Damnoen Saduak is probably the most popular floating market in Thailand, great for photos, trying new food, and for giving you an insight into a bygone way of life. Its worth going early to avoid the heat and to catch the market at its liveliest. The market is over an hours drive outside of Bangkok in Ratchaburi. If you want to make things easy then arrange a tour to take you. Otherwise buses leave the Southern bus terminal in Bangkok regularly from 06.0o am onwards.

Wat Traimit (Golden Buddha)

Located at the end of Chinatown’s Yaowarat Road, near Hualampong Railway Station, Wat Traimit houses the world’s largest solid gold statue. The 5.5 ton gold Buddha measures nearly five metres in height. In the past, artisans crafted Buddha’s in gold and then covered them in stucco and plaster to disguise them from invading armies acheter tadalista. The Buddha at Wat Traimit was discovered entirely by accident when it was mistakenly dropped as it was being moved, revealing under a casing of plaster, a stunning solid gold Sukhothai style Buddha. Open every day from 09.00 – 17.00. Visiting the golden Buddha itself is free and a mere 10 Baht to visit the accompanying museum.

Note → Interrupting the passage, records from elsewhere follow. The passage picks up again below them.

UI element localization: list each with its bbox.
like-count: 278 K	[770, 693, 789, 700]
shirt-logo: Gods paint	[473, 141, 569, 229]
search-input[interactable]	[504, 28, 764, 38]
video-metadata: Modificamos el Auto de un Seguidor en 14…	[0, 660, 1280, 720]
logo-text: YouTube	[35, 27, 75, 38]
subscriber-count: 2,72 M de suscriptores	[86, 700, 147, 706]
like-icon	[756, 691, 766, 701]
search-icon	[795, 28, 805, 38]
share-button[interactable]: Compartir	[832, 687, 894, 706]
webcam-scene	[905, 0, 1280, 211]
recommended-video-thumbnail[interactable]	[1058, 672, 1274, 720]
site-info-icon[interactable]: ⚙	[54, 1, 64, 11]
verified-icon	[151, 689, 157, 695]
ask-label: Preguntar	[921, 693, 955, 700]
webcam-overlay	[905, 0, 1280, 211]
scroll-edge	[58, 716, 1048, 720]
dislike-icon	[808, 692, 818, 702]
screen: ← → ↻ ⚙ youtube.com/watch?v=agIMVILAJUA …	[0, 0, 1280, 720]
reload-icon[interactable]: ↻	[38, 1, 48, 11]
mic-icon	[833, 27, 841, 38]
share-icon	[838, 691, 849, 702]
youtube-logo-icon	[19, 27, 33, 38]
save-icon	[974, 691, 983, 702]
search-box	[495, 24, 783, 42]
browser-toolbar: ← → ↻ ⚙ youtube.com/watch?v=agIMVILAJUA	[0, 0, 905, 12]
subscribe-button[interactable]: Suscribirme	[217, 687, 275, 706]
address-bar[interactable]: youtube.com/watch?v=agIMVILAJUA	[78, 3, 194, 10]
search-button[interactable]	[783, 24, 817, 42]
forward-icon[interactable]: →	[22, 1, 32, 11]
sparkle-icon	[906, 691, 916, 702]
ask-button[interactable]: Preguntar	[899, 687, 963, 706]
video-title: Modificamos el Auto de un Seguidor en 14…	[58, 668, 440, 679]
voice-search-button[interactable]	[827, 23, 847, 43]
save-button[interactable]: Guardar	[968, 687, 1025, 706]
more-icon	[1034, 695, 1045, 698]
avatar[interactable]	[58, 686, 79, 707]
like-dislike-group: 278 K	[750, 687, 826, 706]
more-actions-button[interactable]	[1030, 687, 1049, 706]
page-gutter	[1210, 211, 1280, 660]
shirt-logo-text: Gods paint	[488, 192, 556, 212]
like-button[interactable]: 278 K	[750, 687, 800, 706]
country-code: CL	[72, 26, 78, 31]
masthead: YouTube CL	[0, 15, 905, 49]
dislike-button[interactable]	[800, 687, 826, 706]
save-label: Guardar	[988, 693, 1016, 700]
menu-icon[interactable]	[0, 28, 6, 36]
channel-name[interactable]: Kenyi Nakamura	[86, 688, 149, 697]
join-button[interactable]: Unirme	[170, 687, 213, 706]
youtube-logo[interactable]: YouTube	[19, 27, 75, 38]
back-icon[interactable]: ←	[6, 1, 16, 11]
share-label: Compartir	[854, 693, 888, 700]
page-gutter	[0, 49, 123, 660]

Bangkok Backstreets Food Tasting Tour
Don’t know your satay from your kway teow? Want an introduction to Thai cuisine that doesn’t include pad Thai? You can go straight to Bangkok’s culinary jugular when you join A Chef’s Tour’s Bangkok Backstreets Food Tasting Tour.
Led by an experienced Bangkok chef, you’ll join a small group of up to 8 guests and explore the backstreets of Bangkok’s Yaowarat, a district known for the best street food in the city. Along the way, you’ll try up to 17 different tastes including rich peanut satay with grilled chicken, lemongrass-infused mussels and the best curry in town. To tour starts at 16h30 and runs every day between Tuesday and Sunday. It costs US $55 per person and can be booked at
Bangkok Food Tour


Koh San Road is the place to go if you’re looking for budget accommodation and to meet like minded travellers. Sukhumvit is home to a huge range of accommodation options to small fairly budget friendly B&B’s to extravagant 5* hotels. Bangkok is one of the cheapest places in the world to enjoy 5* luxury. By no means suited to a backpacker budget, but if you did want to splash out, the price of luxury hotels here are still far less than there counterparts would be in western countries. Use Air B n B or couch surfer if you are looking for unique or perhaps even free accommodation in Bangkok.

We can recommend Sawasdee House for central, basic but clean accommodation around the corner from Koh San Road (but not on it, so you can still get a good nights sleep!)